According to Wikipedia, the Socialist Workers' Party (SWP)
"[...] used to call for a vote for Sinn Fein in the North up until its party conference of 1995, when it was argued that the Adams/McGuinness leadership of Sinn Féin were moving to an accommodation with imperialism. It opposed the subsequent Good Friday Agreement, arguing that rather than ending conflict in the North, the GFA was 'institutionalisng sectarianism', creating two competing communities and political leaderships, both nationalist and unionist, which did little for working class people.
Following riots in Dublin on 25 February 2006 by republicans protesting at a planned 'Love Ulster' parade, the SWP issued a press release in which it expressed its full support for the actions of the rioters.
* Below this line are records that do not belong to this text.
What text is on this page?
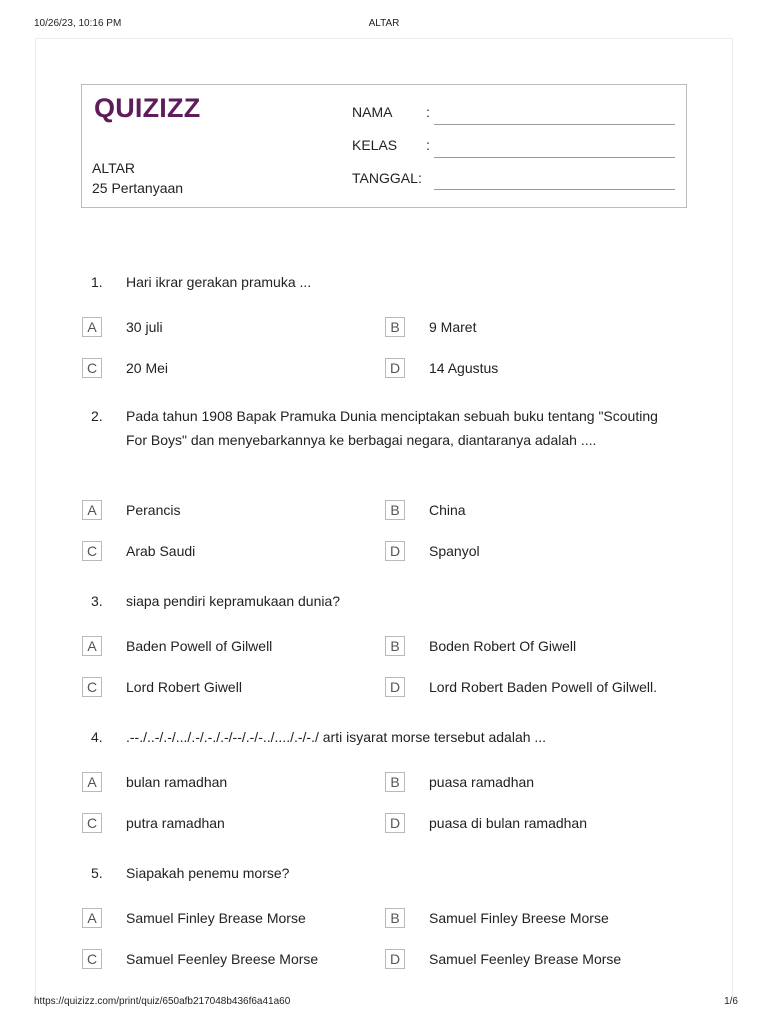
10/26/23, 10:16 PM	ALTAR
QUIZIZZ
ALTAR
25 Pertanyaan
NAMA :
KELAS :
TANGGAL :
1. Hari ikrar gerakan pramuka ...
A	30 juli	B	9 Maret
C	20 Mei	D	14 Agustus
2. Pada tahun 1908 Bapak Pramuka Dunia menciptakan sebuah buku tentang "Scouting For Boys" dan menyebarkannya ke berbagai negara, diantaranya adalah ....
A	Perancis	B	China
C	Arab Saudi	D	Spanyol
3. siapa pendiri kepramukaan dunia?
A	Baden Powell of Gilwell	B	Boden Robert Of Giwell
C	Lord Robert Giwell	D	Lord Robert Baden Powell of Gilwell.
4. .--./..-/.-/.../.-/.-./.-/--/.-/-../..../.-/-./ arti isyarat morse tersebut adalah ...
A	bulan ramadhan	B	puasa ramadhan
C	putra ramadhan	D	puasa di bulan ramadhan
5. Siapakah penemu morse?
A	Samuel Finley Brease Morse	B	Samuel Finley Breese Morse
C	Samuel Feenley Breese Morse	D	Samuel Feenley Brease Morse
https://quizizz.com/print/quiz/650afb217048b436f6a41a60	1/6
According to the press release, given the wider context of (apparent) working-class alienation at the hands of the capitalist political establishment, the riots were completely justified: "socialists do not join in the condemnation of young working class people who riot against the police- especially given this wider context." Also, the SWP claimed that the 'Love Ulster' march was purposely planned by Michael McDowell, the Minister for Justice, as a provocation to republicans to riot, and thus further blacken the republican movement, of whom the Minister is a most vocal critic."
While it's arguable as to how McDowell could be so naive as to believe that the 'Love Ulster' loyalists could parade without trouble through the streets of Dublin, the responsibility for the rioters' violence lies entirely with the rioters (Garda heavy-handedness aside). Maybe some of the SWP folk out there could comment.